Nie Zheng assassina le roi de Han, histoire illustrée dans des briques sculptées datant de 2 000 ans et dans l’air classique Guanglingsan.

Dans la Chine ancienne, on ne connaissait que quatre Guqin : deux furent nommés respectivement Haozhong et Raozhong, à l’époque des Royaumes combattants (403-222) et deux autres, Lüqi et Jiaowei, sous la dynastie des Han (206-220).

Cai Yong (133-192) était un grand musicien des Han de l’Est (25-220). Alors qu’il faisait la cuisine chez lui,  il entendit des bruits étranges sortant du fourneau. Il s’approcha à la hâte et sauva un bois d’aleurite brûlé. Puis, il demanda à un grand maître de fabriquer un Guqin. Ayant un joli timbre, cet instrument de musique en bois brûlé fut appelé Jiaoweiqin.

 Le soliste et son Guqin

Dans la Chine antique, le Guqin était considéré comme un objet sacré qui battait à l’unisson des émotions de l’exécutant. Par ailleurs, l’expression musicale et la technique d’exécution peuvent aussi insuffler de la vitalité au Guqin.

Cet instrument de musique à sept ou à vingt-cinq cordes permet d’exprimer non seulement les paysages naturels et les sentiments humains, mais encore de décrire la société et les événements de la vie quotidienne.

Un jour, alors que Confucius (551-479) jouait de son Guqin dans sa chambre, Yan Hui, un de ses disciples, y fit irruption. Il fut surpris d’entendre un son belliqueux et féroce sortir du Guqin. Il demanda à Confucius pourquoi il jouait de cette façon.

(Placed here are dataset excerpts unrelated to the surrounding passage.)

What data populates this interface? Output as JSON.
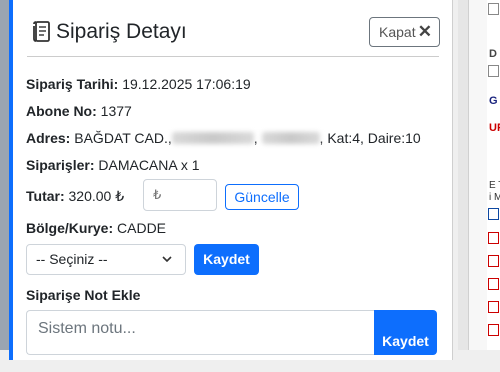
{
  "modal": {
    "title": "Sipariş Detayı",
    "close_label": "Kapat",
    "close_symbol": "✕",
    "order_date_label": "Sipariş Tarihi:",
    "order_date_value": "19.12.2025 17:06:19",
    "subscriber_label": "Abone No:",
    "subscriber_value": "1377",
    "address_label": "Adres:",
    "address_start": "BAĞDAT CAD.,",
    "address_end": ", Kat:4, Daire:10",
    "orders_label": "Siparişler:",
    "orders_value": "DAMACANA x 1",
    "amount_label": "Tutar:",
    "amount_value": "320.00 ₺",
    "amount_input_placeholder": "₺",
    "update_label": "Güncelle",
    "region_label": "Bölge/Kurye:",
    "region_value": "CADDE",
    "select_value": "-- Seçiniz --",
    "save_label": "Kaydet",
    "note_heading": "Siparişe Not Ekle",
    "note_placeholder": "Sistem notu...",
    "note_save_label": "Kaydet"
  },
  "background_strip": [
    "D",
    "G",
    "UF",
    "E T",
    "i M"
  ],
  "colors": {
    "accent": "#0d6efd",
    "danger_strip": "#cc0000"
  }
}
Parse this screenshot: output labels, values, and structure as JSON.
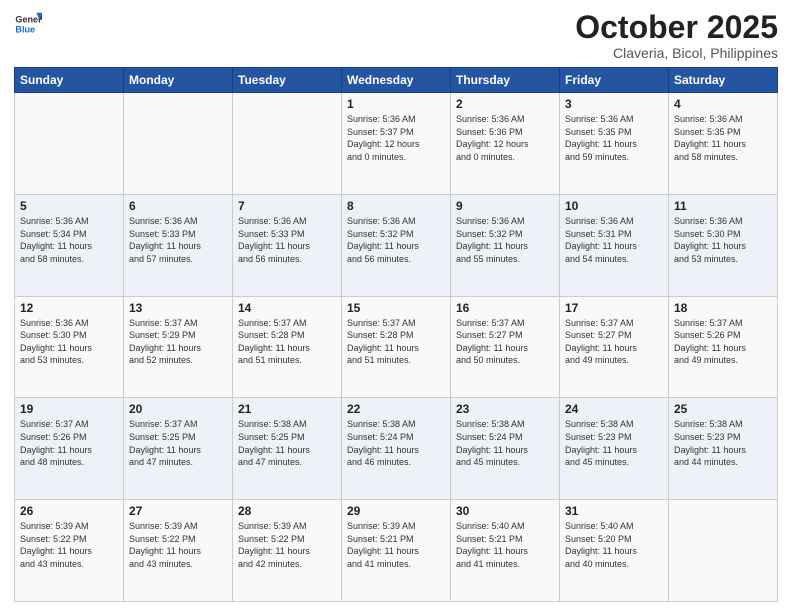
{
  "header": {
    "logo_general": "General",
    "logo_blue": "Blue",
    "month_title": "October 2025",
    "subtitle": "Claveria, Bicol, Philippines"
  },
  "weekdays": [
    "Sunday",
    "Monday",
    "Tuesday",
    "Wednesday",
    "Thursday",
    "Friday",
    "Saturday"
  ],
  "weeks": [
    [
      {
        "day": "",
        "info": ""
      },
      {
        "day": "",
        "info": ""
      },
      {
        "day": "",
        "info": ""
      },
      {
        "day": "1",
        "info": "Sunrise: 5:36 AM\nSunset: 5:37 PM\nDaylight: 12 hours\nand 0 minutes."
      },
      {
        "day": "2",
        "info": "Sunrise: 5:36 AM\nSunset: 5:36 PM\nDaylight: 12 hours\nand 0 minutes."
      },
      {
        "day": "3",
        "info": "Sunrise: 5:36 AM\nSunset: 5:35 PM\nDaylight: 11 hours\nand 59 minutes."
      },
      {
        "day": "4",
        "info": "Sunrise: 5:36 AM\nSunset: 5:35 PM\nDaylight: 11 hours\nand 58 minutes."
      }
    ],
    [
      {
        "day": "5",
        "info": "Sunrise: 5:36 AM\nSunset: 5:34 PM\nDaylight: 11 hours\nand 58 minutes."
      },
      {
        "day": "6",
        "info": "Sunrise: 5:36 AM\nSunset: 5:33 PM\nDaylight: 11 hours\nand 57 minutes."
      },
      {
        "day": "7",
        "info": "Sunrise: 5:36 AM\nSunset: 5:33 PM\nDaylight: 11 hours\nand 56 minutes."
      },
      {
        "day": "8",
        "info": "Sunrise: 5:36 AM\nSunset: 5:32 PM\nDaylight: 11 hours\nand 56 minutes."
      },
      {
        "day": "9",
        "info": "Sunrise: 5:36 AM\nSunset: 5:32 PM\nDaylight: 11 hours\nand 55 minutes."
      },
      {
        "day": "10",
        "info": "Sunrise: 5:36 AM\nSunset: 5:31 PM\nDaylight: 11 hours\nand 54 minutes."
      },
      {
        "day": "11",
        "info": "Sunrise: 5:36 AM\nSunset: 5:30 PM\nDaylight: 11 hours\nand 53 minutes."
      }
    ],
    [
      {
        "day": "12",
        "info": "Sunrise: 5:36 AM\nSunset: 5:30 PM\nDaylight: 11 hours\nand 53 minutes."
      },
      {
        "day": "13",
        "info": "Sunrise: 5:37 AM\nSunset: 5:29 PM\nDaylight: 11 hours\nand 52 minutes."
      },
      {
        "day": "14",
        "info": "Sunrise: 5:37 AM\nSunset: 5:28 PM\nDaylight: 11 hours\nand 51 minutes."
      },
      {
        "day": "15",
        "info": "Sunrise: 5:37 AM\nSunset: 5:28 PM\nDaylight: 11 hours\nand 51 minutes."
      },
      {
        "day": "16",
        "info": "Sunrise: 5:37 AM\nSunset: 5:27 PM\nDaylight: 11 hours\nand 50 minutes."
      },
      {
        "day": "17",
        "info": "Sunrise: 5:37 AM\nSunset: 5:27 PM\nDaylight: 11 hours\nand 49 minutes."
      },
      {
        "day": "18",
        "info": "Sunrise: 5:37 AM\nSunset: 5:26 PM\nDaylight: 11 hours\nand 49 minutes."
      }
    ],
    [
      {
        "day": "19",
        "info": "Sunrise: 5:37 AM\nSunset: 5:26 PM\nDaylight: 11 hours\nand 48 minutes."
      },
      {
        "day": "20",
        "info": "Sunrise: 5:37 AM\nSunset: 5:25 PM\nDaylight: 11 hours\nand 47 minutes."
      },
      {
        "day": "21",
        "info": "Sunrise: 5:38 AM\nSunset: 5:25 PM\nDaylight: 11 hours\nand 47 minutes."
      },
      {
        "day": "22",
        "info": "Sunrise: 5:38 AM\nSunset: 5:24 PM\nDaylight: 11 hours\nand 46 minutes."
      },
      {
        "day": "23",
        "info": "Sunrise: 5:38 AM\nSunset: 5:24 PM\nDaylight: 11 hours\nand 45 minutes."
      },
      {
        "day": "24",
        "info": "Sunrise: 5:38 AM\nSunset: 5:23 PM\nDaylight: 11 hours\nand 45 minutes."
      },
      {
        "day": "25",
        "info": "Sunrise: 5:38 AM\nSunset: 5:23 PM\nDaylight: 11 hours\nand 44 minutes."
      }
    ],
    [
      {
        "day": "26",
        "info": "Sunrise: 5:39 AM\nSunset: 5:22 PM\nDaylight: 11 hours\nand 43 minutes."
      },
      {
        "day": "27",
        "info": "Sunrise: 5:39 AM\nSunset: 5:22 PM\nDaylight: 11 hours\nand 43 minutes."
      },
      {
        "day": "28",
        "info": "Sunrise: 5:39 AM\nSunset: 5:22 PM\nDaylight: 11 hours\nand 42 minutes."
      },
      {
        "day": "29",
        "info": "Sunrise: 5:39 AM\nSunset: 5:21 PM\nDaylight: 11 hours\nand 41 minutes."
      },
      {
        "day": "30",
        "info": "Sunrise: 5:40 AM\nSunset: 5:21 PM\nDaylight: 11 hours\nand 41 minutes."
      },
      {
        "day": "31",
        "info": "Sunrise: 5:40 AM\nSunset: 5:20 PM\nDaylight: 11 hours\nand 40 minutes."
      },
      {
        "day": "",
        "info": ""
      }
    ]
  ]
}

Celui-ci lui répondit : « Alors que je jouais de mon Guqin, j’ai aperçu un chat qui chassait un rat. Ma peur que le chat échoue s’est exprimée à travers mon Guqin. »

Mélomane, Confucius a écrit dans son Lunyu (Les Entretiens) : « Quand j’entendais de belles musiques dans le royaume de Qi, j’oubliais même le goût de la viande que j’y avais mangée pendant les trois mois de mon séjour. » Pourtant, Confucius aimait beaucoup la viande ; sans aucun doute,  il était sensible au charme de ces musiques.

Parmi les instruments de musique cérémoniels, le Guqin se classait en première place, un peu comme le « premier violon » d’un orchestre. L’étude du Guqin était un cours obligatoire dans les enseignements de Confucius.

Les musiciens de l’Antiquité estimaient qu’on ne devait pas jouer du Guqin pendant six périodes tabous : Dahan (Grand froid), Dashu (Grandes chaleurs), Dafeng (Grand vent), Dayu (Forte pluie), Xunlei (Foudre rapide) et Daxue (Grande neige). Par ailleurs, il y avait sept occasions où l’on ne devait pas jouer de classique : aux funérailles ; quand on joue d’un instrument à vent ; lors d’un grand événement ; si le corps n’est pas fraîchement lavé ; si on a une tenue négligée ; si l’on brûle de l’encens.

Le Zhongheqin du roi de Lu de la dynastie des Ming (1368-1644) est collectionné par  le Musée d’histoire de Chine.

Des œuvres littéraires ont exagéré les qualités artistiques du Guqin des paladins : jouer du Guqin pouvait, comme par magie, faire hurler le vent, soulever une tempête de poussière jaune qui obscurcit le ciel et la terre et faire tourner la tête de l’ennemi. Pendant les guerres de l’Antiquité, le Guqin fut aussi mis à profit. À l’époque des Royaumes combattants (220-280) les royaumes de Wei et de Shu se faisaient la guerre. L’armée de Shu dut battre en retraite, essuyant défaite sur défaite. Sima Yi , général de Wei poursuivit l’armée de Shu jusqu’à une ville déserte de l’Ouest. Le stratège de Shu, Zhuge Liang, avec son armée en déroute, eut recours au « stratagème de la ville déserte » pour amener Sima Yi à se laisser prendre au piège. Zhuge Liang ordonna aux gardiens d’ouvrir la grande porte du rempart et de bien balayer son accès: lui-même, accompagné de deux jeunes serviteurs, joua du Guqin, tout en buvant du vin à la porte de cette ville de l’Ouest. En entendant la belle musique de Zhuge Liang, Sima Yi ordonna à son armée de reculer à vingt kilomètres de la ville, afin de ne pas tomber dans une embuscade. Plus tard, ce stratagème fut adapté en opéra pour être transmis de génération en génération.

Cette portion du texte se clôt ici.